CNA – Chinese cities from Wuhan in central China to Xining in the northwest are doubling down on COVID-19 curbs, sealing up buildings, locking down districts and throwing millions into distress in a scramble to halt widening outbreaks.
China yesterday reported a third straight day of more than 1,000 new COVID-19 cases nationwide, a modest tally compared with the tens of thousands per day that sent Shanghai into a full-blown lockdown earlier this year but enough to trigger more curbs and restrictions across the country.
China’s coronavirus case load has remained small by global standards, but its ultra-strict and disruptive containment measures this year against the highly transmissible Omicron variant have weighed heavily on the world’s second-largest economy and rattled financial markets.
Guangzhou, China’s fourth-biggest city by economic output and the provincial capital of Guangdong, yesterday sealed up more streets and neighbourhoods and kept people in their homes as new areas were deemed high-risk in a COVID-19 resurgence that persisted into its fourth week.
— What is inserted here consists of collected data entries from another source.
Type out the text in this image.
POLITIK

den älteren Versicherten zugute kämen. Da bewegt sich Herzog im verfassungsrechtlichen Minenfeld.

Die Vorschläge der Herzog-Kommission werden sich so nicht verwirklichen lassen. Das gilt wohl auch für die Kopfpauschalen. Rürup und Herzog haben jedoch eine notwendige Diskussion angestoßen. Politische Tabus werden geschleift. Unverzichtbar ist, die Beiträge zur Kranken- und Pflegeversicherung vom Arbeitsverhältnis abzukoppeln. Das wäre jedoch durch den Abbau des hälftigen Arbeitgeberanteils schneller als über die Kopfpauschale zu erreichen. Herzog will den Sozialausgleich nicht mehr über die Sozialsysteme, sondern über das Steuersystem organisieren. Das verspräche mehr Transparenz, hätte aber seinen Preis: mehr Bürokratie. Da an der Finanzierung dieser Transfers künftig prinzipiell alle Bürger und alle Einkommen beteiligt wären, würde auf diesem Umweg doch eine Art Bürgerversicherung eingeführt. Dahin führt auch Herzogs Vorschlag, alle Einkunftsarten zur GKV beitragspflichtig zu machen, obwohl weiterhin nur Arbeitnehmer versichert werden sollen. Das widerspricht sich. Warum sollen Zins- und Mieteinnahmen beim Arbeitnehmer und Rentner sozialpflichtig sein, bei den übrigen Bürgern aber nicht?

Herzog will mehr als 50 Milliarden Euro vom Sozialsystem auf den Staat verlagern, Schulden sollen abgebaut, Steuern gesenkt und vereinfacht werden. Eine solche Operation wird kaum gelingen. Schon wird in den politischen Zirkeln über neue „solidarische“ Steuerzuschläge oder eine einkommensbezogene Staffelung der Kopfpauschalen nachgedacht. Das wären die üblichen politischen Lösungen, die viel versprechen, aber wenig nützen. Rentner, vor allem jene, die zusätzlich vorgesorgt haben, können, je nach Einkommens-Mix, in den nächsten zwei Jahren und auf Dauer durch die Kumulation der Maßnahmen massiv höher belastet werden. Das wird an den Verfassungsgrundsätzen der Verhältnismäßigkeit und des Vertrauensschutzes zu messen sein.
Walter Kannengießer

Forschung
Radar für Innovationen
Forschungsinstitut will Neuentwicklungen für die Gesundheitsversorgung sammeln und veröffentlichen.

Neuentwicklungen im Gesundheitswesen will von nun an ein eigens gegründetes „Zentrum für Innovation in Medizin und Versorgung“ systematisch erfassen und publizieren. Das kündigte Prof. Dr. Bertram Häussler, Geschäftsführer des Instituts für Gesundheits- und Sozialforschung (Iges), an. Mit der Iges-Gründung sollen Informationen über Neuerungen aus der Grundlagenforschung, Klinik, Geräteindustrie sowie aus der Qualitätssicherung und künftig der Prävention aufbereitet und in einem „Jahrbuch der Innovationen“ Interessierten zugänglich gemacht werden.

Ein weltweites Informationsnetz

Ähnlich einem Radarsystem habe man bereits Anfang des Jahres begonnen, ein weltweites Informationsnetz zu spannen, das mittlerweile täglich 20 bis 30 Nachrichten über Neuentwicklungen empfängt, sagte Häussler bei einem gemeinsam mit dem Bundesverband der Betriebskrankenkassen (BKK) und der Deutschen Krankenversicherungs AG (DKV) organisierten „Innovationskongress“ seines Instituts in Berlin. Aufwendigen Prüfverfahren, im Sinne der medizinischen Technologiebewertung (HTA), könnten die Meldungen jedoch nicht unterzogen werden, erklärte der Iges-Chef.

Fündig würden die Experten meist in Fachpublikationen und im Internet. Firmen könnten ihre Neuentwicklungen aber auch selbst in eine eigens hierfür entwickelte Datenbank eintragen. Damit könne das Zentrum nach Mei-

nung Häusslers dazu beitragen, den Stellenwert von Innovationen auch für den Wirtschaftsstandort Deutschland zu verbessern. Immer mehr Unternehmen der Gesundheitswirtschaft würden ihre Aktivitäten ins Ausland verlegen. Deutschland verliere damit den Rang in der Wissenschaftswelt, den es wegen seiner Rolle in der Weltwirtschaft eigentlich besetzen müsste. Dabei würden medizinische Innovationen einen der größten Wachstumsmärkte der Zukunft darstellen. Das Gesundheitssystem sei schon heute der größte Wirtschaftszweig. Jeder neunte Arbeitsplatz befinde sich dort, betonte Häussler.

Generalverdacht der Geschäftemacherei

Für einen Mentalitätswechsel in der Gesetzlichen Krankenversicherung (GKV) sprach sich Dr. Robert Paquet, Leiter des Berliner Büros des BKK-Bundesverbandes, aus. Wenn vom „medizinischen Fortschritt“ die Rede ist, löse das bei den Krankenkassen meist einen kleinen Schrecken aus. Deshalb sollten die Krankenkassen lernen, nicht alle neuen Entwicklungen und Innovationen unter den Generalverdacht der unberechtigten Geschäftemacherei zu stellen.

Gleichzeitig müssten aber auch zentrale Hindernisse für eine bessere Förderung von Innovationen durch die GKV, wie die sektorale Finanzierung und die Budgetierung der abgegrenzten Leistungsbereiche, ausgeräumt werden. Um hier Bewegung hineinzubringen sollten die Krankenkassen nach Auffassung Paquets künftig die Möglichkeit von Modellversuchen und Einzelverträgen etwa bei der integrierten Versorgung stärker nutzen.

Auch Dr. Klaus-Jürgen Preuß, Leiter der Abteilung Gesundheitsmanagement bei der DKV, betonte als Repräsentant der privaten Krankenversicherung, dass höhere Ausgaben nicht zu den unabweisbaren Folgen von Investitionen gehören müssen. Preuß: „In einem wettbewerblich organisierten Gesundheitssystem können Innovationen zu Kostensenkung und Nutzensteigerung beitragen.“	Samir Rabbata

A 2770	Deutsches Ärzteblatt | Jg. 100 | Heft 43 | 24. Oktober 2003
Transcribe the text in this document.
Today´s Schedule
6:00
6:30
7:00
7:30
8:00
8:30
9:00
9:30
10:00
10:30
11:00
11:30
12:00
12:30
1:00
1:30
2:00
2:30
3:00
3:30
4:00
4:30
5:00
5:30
Wuhan, site of the world’s first COVID-19 outbreak in late 2019, reported around 20 to 25 new infections a day this week.
Nevertheless, local authorities ordered more than 800,000 people in one district to stay at home until October 30.
“It’s already the third year and things are still like this,” Wuhan resident Joy Dai, who works in the tourism sector, told Reuters.
“It affects me both mentally and physically… But I’m helpless in all of this so I’ve learnt to accept it.”
Wuhan Union Hospital suspended outpatient services after a member of staff at a canteen tested positive, the hospital said in a release. Universities in Wuhan also reverted to online teaching.
In Xining, the capital of Qinghai province, social media posts told of food shortages and price inflation for essential goods as health authorities in the city of 2.5 million people raced to contain a COVID-19 rebound following the week-long National Day holiday in early October.